Finding Text
Condition and Context: As noted in finding 2021-002, ITCN had cash balances in the amount of $470,318, while also reporting a total deferred revenue of $1,377,071 and a due to grantor agency of $269,375. At September 30, 2021, the WIC program is reporting deferred revenues of $292,379 while reflecting an amount loaned to other funds relating to these restricted sources totaling $227,217. Also, at September 30, 2021, the Child Care and Development Block Grant program is reporting deferred revenues of $416,668 while reflecting an amount loaned to other funds relating to these restricted sources totaling $889,729. As a result, ITCN is not in compliance with their contracts governing the use of these restricted funds.

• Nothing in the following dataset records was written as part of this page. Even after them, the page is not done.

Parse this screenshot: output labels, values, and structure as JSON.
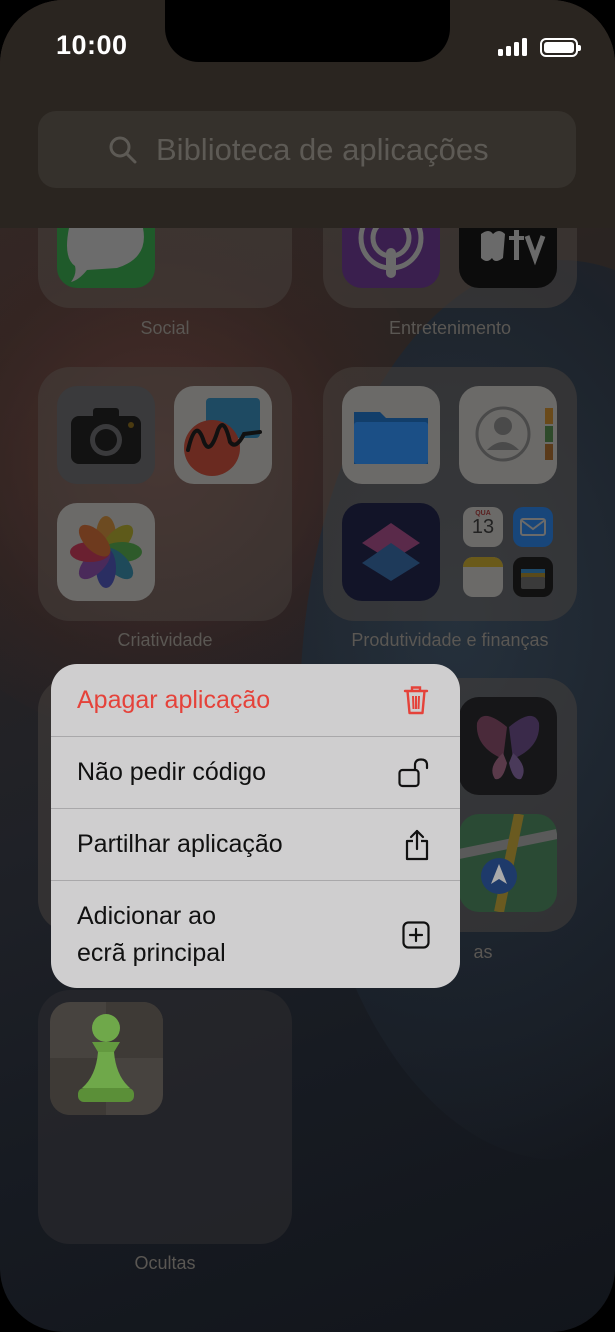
{
  "status_bar": {
    "time": "10:00"
  },
  "search": {
    "placeholder": "Biblioteca de aplicações"
  },
  "folders": {
    "social": "Social",
    "entertainment": "Entretenimento",
    "creativity": "Criatividade",
    "productivity": "Produtividade e finanças",
    "partial_label": "as",
    "hidden": "Ocultas"
  },
  "calendar_mini": {
    "weekday": "QUA",
    "day": "13"
  },
  "context_menu": {
    "items": [
      {
        "label": "Apagar aplicação",
        "icon": "trash-icon",
        "color": "#e5423a"
      },
      {
        "label": "Não pedir código",
        "icon": "unlock-icon"
      },
      {
        "label": "Partilhar aplicação",
        "icon": "share-icon"
      },
      {
        "label_line1": "Adicionar ao",
        "label_line2": "ecrã principal",
        "icon": "add-square-icon"
      }
    ]
  },
  "colors": {
    "destructive": "#e5423a",
    "menu_bg": "#cfcecf"
  }
}
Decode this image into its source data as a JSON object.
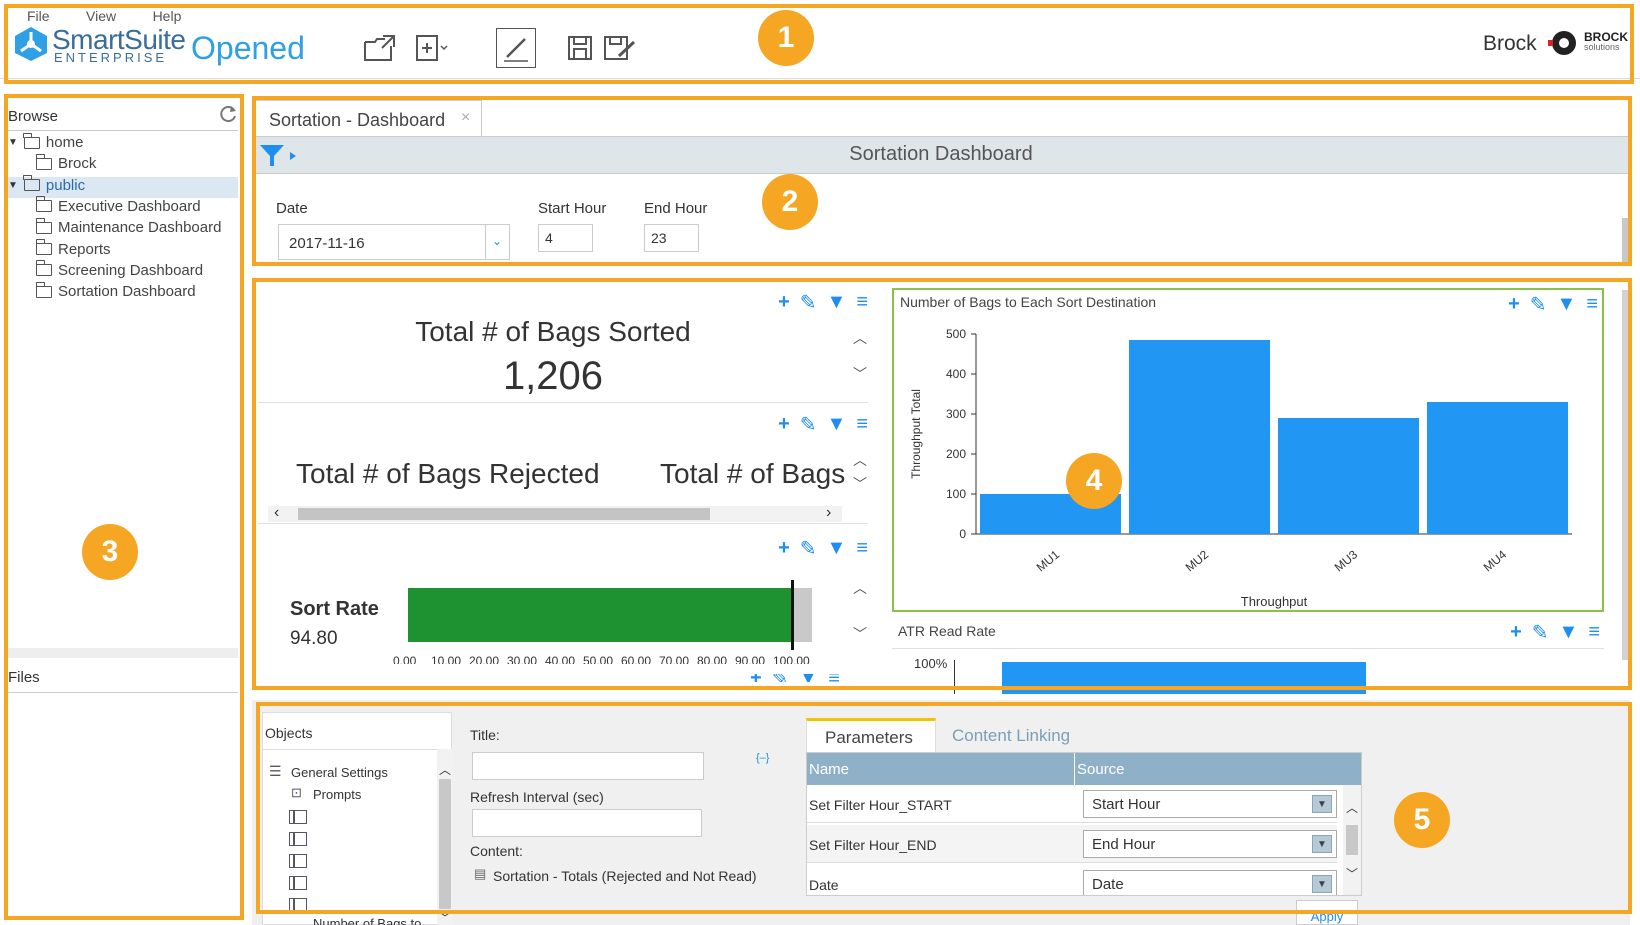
{
  "menu": {
    "file": "File",
    "view": "View",
    "help": "Help"
  },
  "brand": {
    "name": "SmartSuite",
    "sub": "ENTERPRISE",
    "state": "Opened",
    "user": "Brock",
    "company": "BROCK",
    "company_sub": "solutions"
  },
  "callouts": [
    "1",
    "2",
    "3",
    "4",
    "5"
  ],
  "sidebar": {
    "browse_label": "Browse",
    "files_label": "Files",
    "tree": [
      {
        "label": "home",
        "level": 0,
        "expanded": true
      },
      {
        "label": "Brock",
        "level": 1
      },
      {
        "label": "public",
        "level": 0,
        "expanded": true,
        "selected": true
      },
      {
        "label": "Executive Dashboard",
        "level": 1
      },
      {
        "label": "Maintenance Dashboard",
        "level": 1
      },
      {
        "label": "Reports",
        "level": 1
      },
      {
        "label": "Screening Dashboard",
        "level": 1
      },
      {
        "label": "Sortation Dashboard",
        "level": 1
      }
    ]
  },
  "tab": {
    "label": "Sortation - Dashboard",
    "close": "×"
  },
  "dashboard": {
    "title": "Sortation Dashboard"
  },
  "filters": {
    "date_label": "Date",
    "date_value": "2017-11-16",
    "start_label": "Start Hour",
    "start_value": "4",
    "end_label": "End Hour",
    "end_value": "23"
  },
  "widgets": {
    "bags_sorted": {
      "title": "Total # of Bags Sorted",
      "value": "1,206"
    },
    "bags_rejected": {
      "title": "Total # of Bags Rejected",
      "title2": "Total # of Bags"
    },
    "sort_rate": {
      "label": "Sort Rate",
      "value": "94.80",
      "fraction": 0.948,
      "ticks": [
        "0.00",
        "10.00",
        "20.00",
        "30.00",
        "40.00",
        "50.00",
        "60.00",
        "70.00",
        "80.00",
        "90.00",
        "100.00"
      ]
    },
    "atr": {
      "title": "ATR Read Rate",
      "tick_100": "100%"
    }
  },
  "chart_data": {
    "type": "bar",
    "title": "Number of Bags to Each Sort Destination",
    "xlabel": "Throughput",
    "ylabel": "Throughput Total",
    "categories": [
      "MU1",
      "MU2",
      "MU3",
      "MU4"
    ],
    "values": [
      100,
      485,
      290,
      330
    ],
    "ylim": [
      0,
      500
    ],
    "yticks": [
      0,
      100,
      200,
      300,
      400,
      500
    ],
    "color": "#2196f3",
    "grid": false
  },
  "editor": {
    "objects_label": "Objects",
    "general_settings": "General Settings",
    "prompts": "Prompts",
    "last_object": "Number of Bags to",
    "title_label": "Title:",
    "refresh_label": "Refresh Interval (sec)",
    "content_label": "Content:",
    "content_value": "Sortation - Totals (Rejected and Not Read)",
    "tab_params": "Parameters",
    "tab_linking": "Content Linking",
    "col_name": "Name",
    "col_source": "Source",
    "rows": [
      {
        "name": "Set Filter Hour_START",
        "source": "Start Hour"
      },
      {
        "name": "Set Filter Hour_END",
        "source": "End Hour"
      },
      {
        "name": "Date",
        "source": "Date"
      }
    ],
    "apply": "Apply"
  },
  "colors": {
    "accent": "#f5a623",
    "brand": "#2f9fe6",
    "bar": "#2196f3",
    "sort_bar": "#1e9130",
    "header_grid": "#8eb1c8"
  }
}
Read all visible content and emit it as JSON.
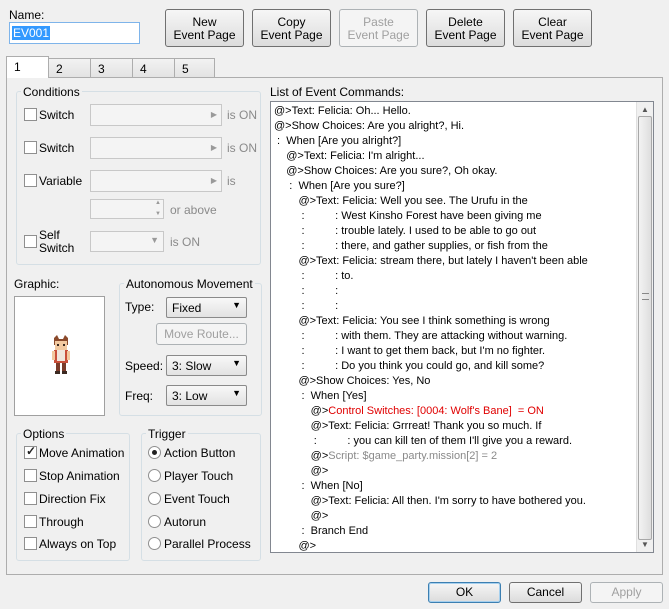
{
  "name": {
    "label": "Name:",
    "value": "EV001"
  },
  "toolbar": {
    "new": "New\nEvent Page",
    "copy": "Copy\nEvent Page",
    "paste": "Paste\nEvent Page",
    "delete": "Delete\nEvent Page",
    "clear": "Clear\nEvent Page"
  },
  "tabs": [
    "1",
    "2",
    "3",
    "4",
    "5"
  ],
  "conditions": {
    "title": "Conditions",
    "switch1": "Switch",
    "switch2": "Switch",
    "variable": "Variable",
    "self_switch": "Self\nSwitch",
    "is_on": "is ON",
    "is": "is",
    "or_above": "or above"
  },
  "graphic": {
    "title": "Graphic:"
  },
  "autonomous": {
    "title": "Autonomous Movement",
    "type_label": "Type:",
    "type_value": "Fixed",
    "move_route": "Move Route...",
    "speed_label": "Speed:",
    "speed_value": "3: Slow",
    "freq_label": "Freq:",
    "freq_value": "3: Low"
  },
  "options": {
    "title": "Options",
    "items": [
      {
        "label": "Move Animation",
        "checked": true
      },
      {
        "label": "Stop Animation",
        "checked": false
      },
      {
        "label": "Direction Fix",
        "checked": false
      },
      {
        "label": "Through",
        "checked": false
      },
      {
        "label": "Always on Top",
        "checked": false
      }
    ]
  },
  "trigger": {
    "title": "Trigger",
    "items": [
      {
        "label": "Action Button",
        "checked": true
      },
      {
        "label": "Player Touch",
        "checked": false
      },
      {
        "label": "Event Touch",
        "checked": false
      },
      {
        "label": "Autorun",
        "checked": false
      },
      {
        "label": "Parallel Process",
        "checked": false
      }
    ]
  },
  "commands": {
    "title": "List of Event Commands:",
    "lines": [
      {
        "text": "@>Text: Felicia: Oh... Hello."
      },
      {
        "text": "@>Show Choices: Are you alright?, Hi."
      },
      {
        "text": " :  When [Are you alright?]"
      },
      {
        "text": "    @>Text: Felicia: I'm alright..."
      },
      {
        "text": "    @>Show Choices: Are you sure?, Oh okay."
      },
      {
        "text": "     :  When [Are you sure?]"
      },
      {
        "text": "        @>Text: Felicia: Well you see. The Urufu in the"
      },
      {
        "text": "         :          : West Kinsho Forest have been giving me"
      },
      {
        "text": "         :          : trouble lately. I used to be able to go out"
      },
      {
        "text": "         :          : there, and gather supplies, or fish from the"
      },
      {
        "text": "        @>Text: Felicia: stream there, but lately I haven't been able"
      },
      {
        "text": "         :          : to."
      },
      {
        "text": "         :          :"
      },
      {
        "text": "         :          :"
      },
      {
        "text": "        @>Text: Felicia: You see I think something is wrong"
      },
      {
        "text": "         :          : with them. They are attacking without warning."
      },
      {
        "text": "         :          : I want to get them back, but I'm no fighter."
      },
      {
        "text": "         :          : Do you think you could go, and kill some?"
      },
      {
        "text": "        @>Show Choices: Yes, No"
      },
      {
        "text": "         :  When [Yes]"
      },
      {
        "text": "            @>",
        "red": "Control Switches: [0004: Wolf's Bane]  = ON"
      },
      {
        "text": "            @>Text: Felicia: Grrreat! Thank you so much. If"
      },
      {
        "text": "             :          : you can kill ten of them I'll give you a reward."
      },
      {
        "text": "            @>",
        "gray": "Script: $game_party.mission[2] = 2"
      },
      {
        "text": "            @>"
      },
      {
        "text": "         :  When [No]"
      },
      {
        "text": "            @>Text: Felicia: All then. I'm sorry to have bothered you."
      },
      {
        "text": "            @>"
      },
      {
        "text": "         :  Branch End"
      },
      {
        "text": "        @>"
      }
    ]
  },
  "footer": {
    "ok": "OK",
    "cancel": "Cancel",
    "apply": "Apply"
  }
}
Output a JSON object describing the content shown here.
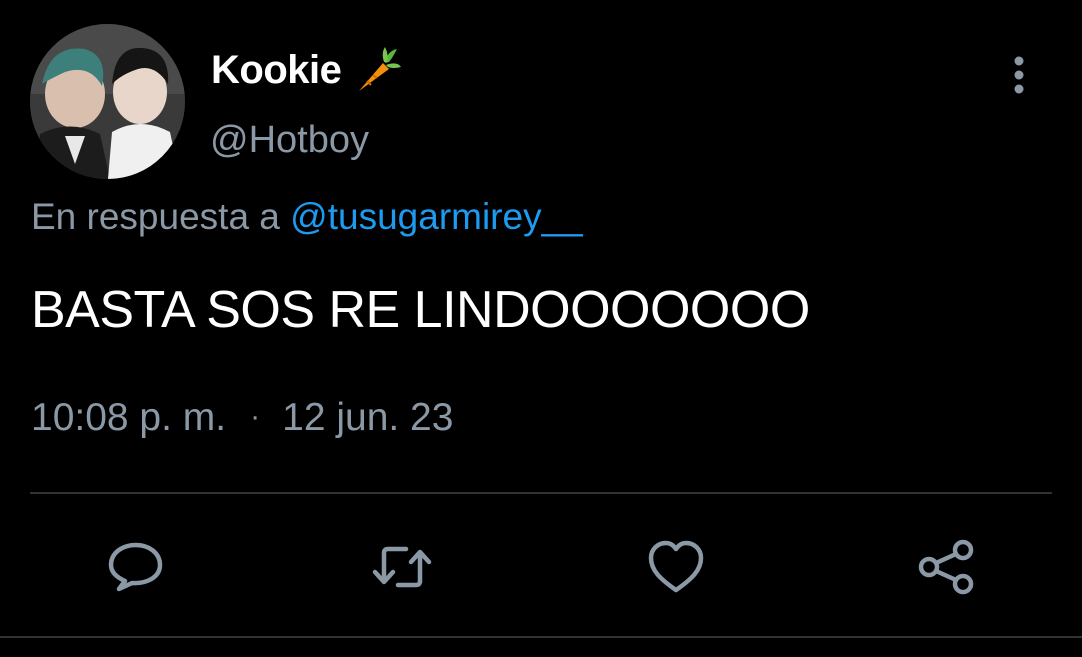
{
  "author": {
    "display_name": "Kookie",
    "handle": "@Hotboy",
    "name_emoji_icon": "carrot-icon",
    "avatar_icon": "profile-photo"
  },
  "reply": {
    "prefix": "En respuesta a",
    "mention": "@tusugarmirey__"
  },
  "tweet": {
    "text": "BASTA SOS RE LINDOOOOOOO",
    "time": "10:08 p. m.",
    "separator": "·",
    "date": "12 jun. 23"
  },
  "actions": [
    {
      "icon": "reply-icon"
    },
    {
      "icon": "retweet-icon"
    },
    {
      "icon": "like-icon"
    },
    {
      "icon": "share-icon"
    }
  ],
  "colors": {
    "background": "#000000",
    "text": "#ffffff",
    "secondary_text": "#8b98a5",
    "link": "#1d9bf0",
    "divider": "#2f3336"
  }
}
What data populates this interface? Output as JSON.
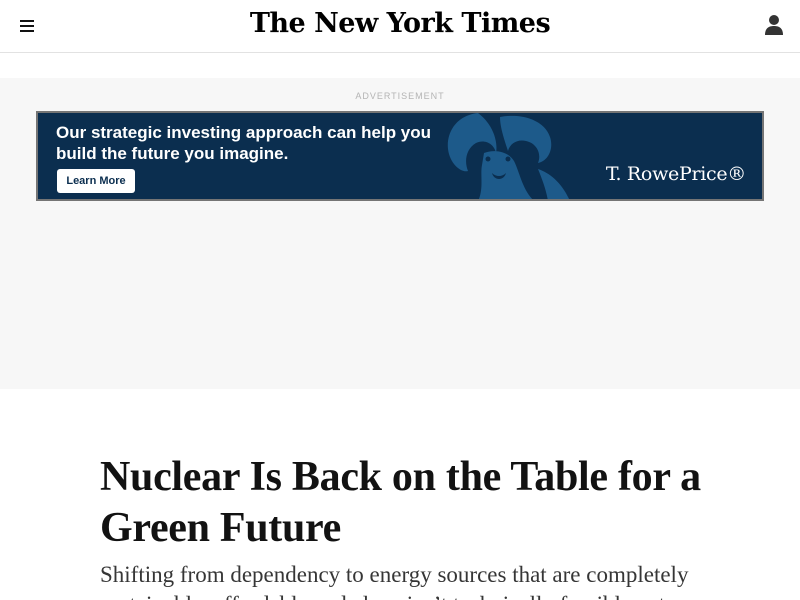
{
  "header": {
    "logo": "The New York Times",
    "menu_icon": "hamburger-menu-icon",
    "account_icon": "user-account-icon"
  },
  "ad": {
    "label": "ADVERTISEMENT",
    "headline": "Our strategic investing approach can help you build the future you imagine.",
    "cta": "Learn More",
    "brand": "T. RowePrice®",
    "art_icon": "bighorn-ram-icon",
    "colors": {
      "banner": "#0b2e4f",
      "art": "#1d5a8a"
    }
  },
  "article": {
    "headline": "Nuclear Is Back on the Table for a Green Future",
    "summary": "Shifting from dependency to energy sources that are completely sustainable, affordable and clean isn’t technically feasible yet."
  }
}
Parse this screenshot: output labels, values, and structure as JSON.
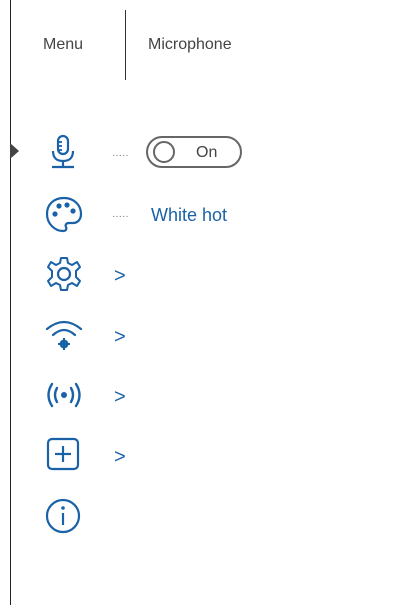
{
  "header": {
    "menu_label": "Menu",
    "title": "Microphone"
  },
  "menu": {
    "items": [
      {
        "icon": "microphone-icon",
        "trail": "dots",
        "control": "toggle",
        "toggle_label": "On",
        "toggle_state": "on"
      },
      {
        "icon": "palette-icon",
        "trail": "dots",
        "value": "White hot"
      },
      {
        "icon": "settings-gear-icon",
        "trail": ">"
      },
      {
        "icon": "wifi-settings-icon",
        "trail": ">"
      },
      {
        "icon": "broadcast-icon",
        "trail": ">"
      },
      {
        "icon": "add-box-icon",
        "trail": ">"
      },
      {
        "icon": "info-icon"
      }
    ],
    "dots_text": "·····",
    "chevron_text": ">"
  },
  "colors": {
    "accent": "#1a62a8",
    "text": "#444444",
    "border": "#666666"
  }
}
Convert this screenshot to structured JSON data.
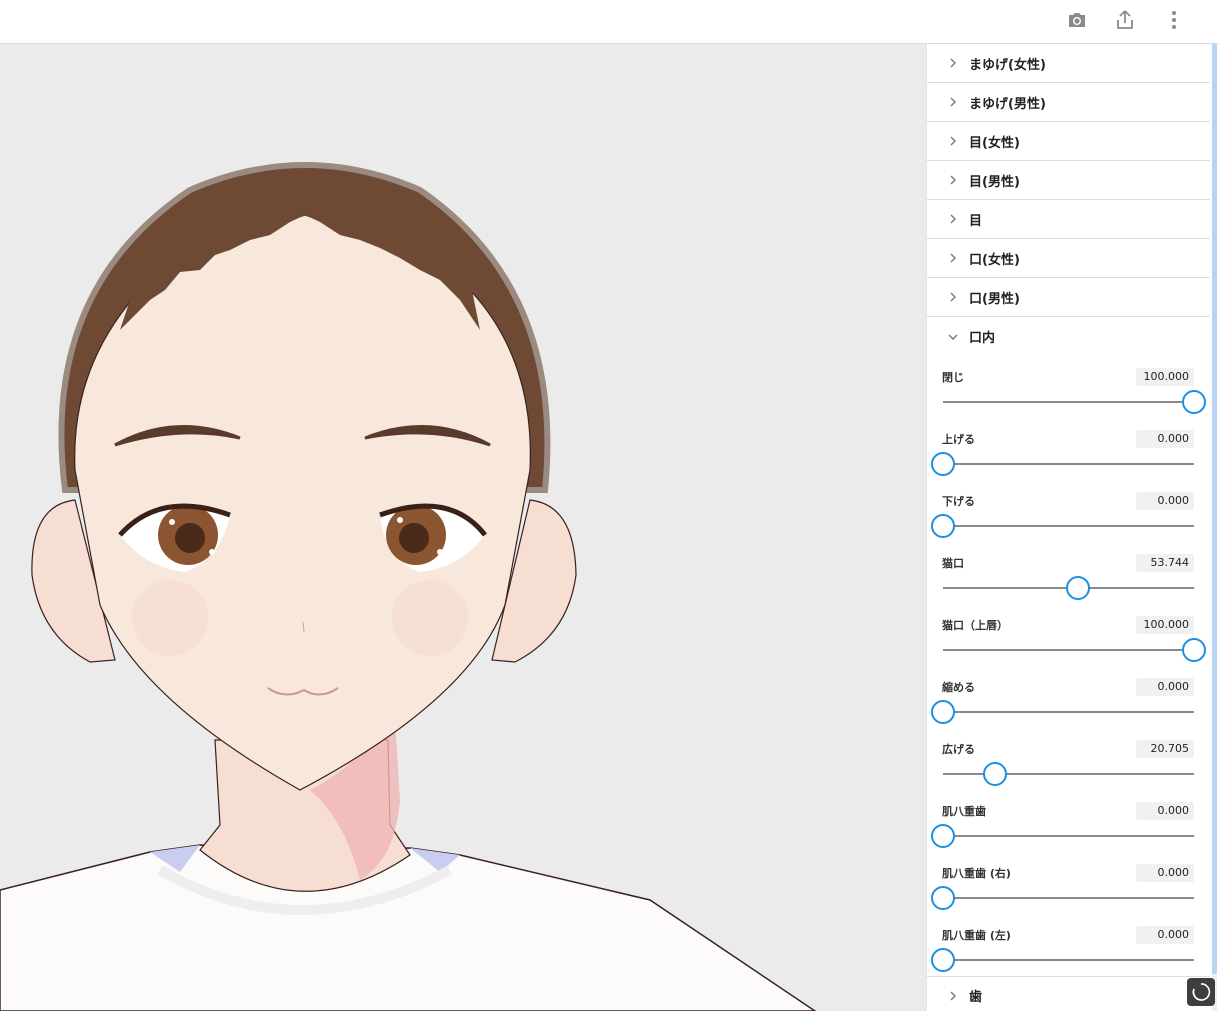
{
  "toolbar": {
    "camera_icon": "camera-icon",
    "share_icon": "share-icon",
    "more_icon": "more-vert-icon"
  },
  "panel": {
    "collapsed_sections": [
      {
        "label": "まゆげ(女性)"
      },
      {
        "label": "まゆげ(男性)"
      },
      {
        "label": "目(女性)"
      },
      {
        "label": "目(男性)"
      },
      {
        "label": "目"
      },
      {
        "label": "口(女性)"
      },
      {
        "label": "口(男性)"
      }
    ],
    "open_section": {
      "label": "口内",
      "sliders": [
        {
          "label": "閉じ",
          "value": "100.000",
          "percent": 100
        },
        {
          "label": "上げる",
          "value": "0.000",
          "percent": 0
        },
        {
          "label": "下げる",
          "value": "0.000",
          "percent": 0
        },
        {
          "label": "猫口",
          "value": "53.744",
          "percent": 53.744
        },
        {
          "label": "猫口（上唇）",
          "value": "100.000",
          "percent": 100
        },
        {
          "label": "縮める",
          "value": "0.000",
          "percent": 0
        },
        {
          "label": "広げる",
          "value": "20.705",
          "percent": 20.705
        },
        {
          "label": "肌八重歯",
          "value": "0.000",
          "percent": 0
        },
        {
          "label": "肌八重歯 (右)",
          "value": "0.000",
          "percent": 0
        },
        {
          "label": "肌八重歯 (左)",
          "value": "0.000",
          "percent": 0
        }
      ]
    },
    "next_section": {
      "label": "歯"
    }
  },
  "colors": {
    "accent": "#1a8fe3",
    "viewport_bg": "#ebebeb",
    "hair": "#6e4a35",
    "skin": "#f8e8dc"
  }
}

Criteria: 2 CFR §200.305, Federal Payment, requires that non-federal entities establish written policies so that advance payments are as close as administratively feasible to the actual disbursements for direct program or project costs.
Cause and Effect: The cause is a lack of resources and oversight of the accounting and financial reporting process. The effect is the use of restricted cash to fund other expenses not related to the restricted purpose.
Recommendation: We recommend that ITCN implement the recommendations noted in finding 2021-002.
Management’s Response: ITCN’s responsible officials’ views and planned corrective action are in its corrective action plan at the end of the report.